Le Mouvement Martin Luther King (MMLK) dénonce les conditions de travail inacceptables dans les entreprises de la zone franche du Togo. Depuis 35 ans, ces zones censées créer des emplois pour les jeunes togolais sont devenues des lieux d’exploitation. Les travailleurs subissent des salaires bas, des conditions de travail dangereuses et des abus constants de leurs droits.
La zone franche a été créée dans les années 1990 avec l’espoir de réduire le chômage et de donner un avenir aux jeunes.

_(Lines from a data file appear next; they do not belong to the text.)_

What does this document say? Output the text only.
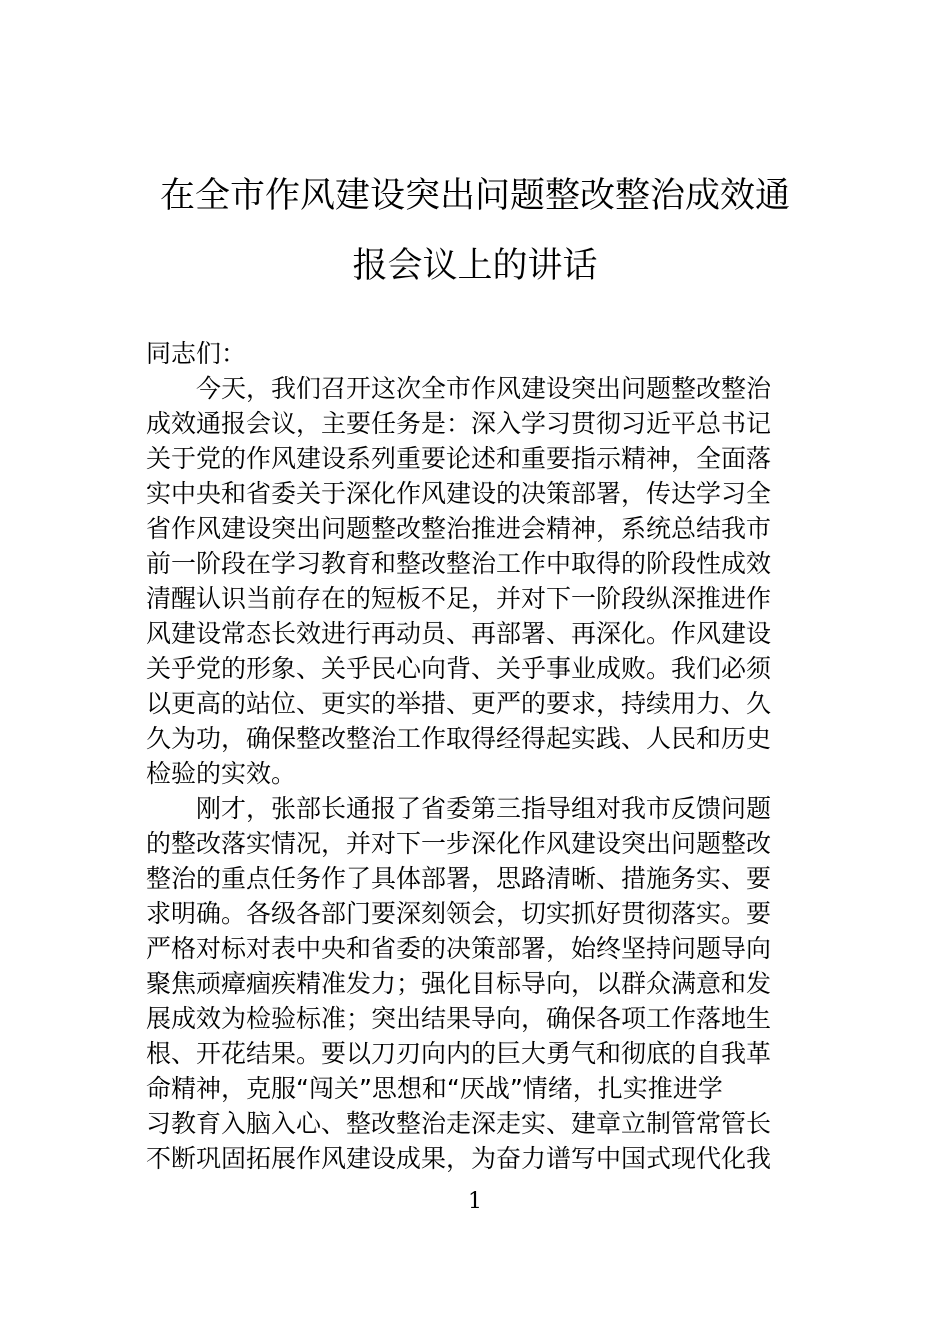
在全市作风建设突出问题整改整治成效通
报会议上的讲话
同志们：
今天，我们召开这次全市作风建设突出问题整改整治
成效通报会议，主要任务是：深入学习贯彻习近平总书记
关于党的作风建设系列重要论述和重要指示精神，全面落
实中央和省委关于深化作风建设的决策部署，传达学习全
省作风建设突出问题整改整治推进会精神，系统总结我市
前一阶段在学习教育和整改整治工作中取得的阶段性成效
清醒认识当前存在的短板不足，并对下一阶段纵深推进作
风建设常态长效进行再动员、再部署、再深化。作风建设
关乎党的形象、关乎民心向背、关乎事业成败。我们必须
以更高的站位、更实的举措、更严的要求，持续用力、久
久为功，确保整改整治工作取得经得起实践、人民和历史
检验的实效。
刚才，张部长通报了省委第三指导组对我市反馈问题
的整改落实情况，并对下一步深化作风建设突出问题整改
整治的重点任务作了具体部署，思路清晰、措施务实、要
求明确。各级各部门要深刻领会，切实抓好贯彻落实。要
严格对标对表中央和省委的决策部署，始终坚持问题导向
聚焦顽瘴痼疾精准发力；强化目标导向，以群众满意和发
展成效为检验标准；突出结果导向，确保各项工作落地生
根、开花结果。要以刀刃向内的巨大勇气和彻底的自我革
命精神，克服“闯关”思想和“厌战”情绪，扎实推进学
习教育入脑入心、整改整治走深走实、建章立制管常管长
不断巩固拓展作风建设成果，为奋力谱写中国式现代化我
1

Mais 35 ans plus tard, la réalité est toute autre. Les employés, souvent sous contrat à durée déterminée (CDD), sont mal payés et n’ont pas accès aux avantages sociaux. Les heures supplémentaires ne sont pas rémunérées et les conditions de travail sont précaires.
Le droit de grève est interdit, et toute tentative de protestation est réprimée par des licenciements abusifs. Le MMLK dénonce l’inaction de la SAZOF (Société d’Administration de la Zone Franche) qui semble se préoccuper davantage des intérêts des employeurs que des droits des travailleurs.
“Un exemple flagrant de cette exploitation se trouve à la Société Nouvelle d’Industrie à Gbatope. Les travailleurs se battent depuis plusieurs mois pour de meilleures conditions. En réponse, ils ont été violemment réprimés, certains blessés et hospitalisés. Ces abus restent impunis”, a indiqué Pasteur Edoh Komi, président du MMLK.
Urgente réformes de la zone franche
Le MMLK exige des réformes urgentes de la zone franche. Il appelle à un respect strict des lois du travail et à la mise en place de conditions de travail dignes pour tous les employés. La SAZOF doit protéger les travailleurs et non les intérêts des employeurs.
Le Mouvement Martin Luther King annonce également qu’il se réserve le droit d’organiser une manifestation pour exiger des réformes immédiates et une justice pour les travailleurs de la zone franche.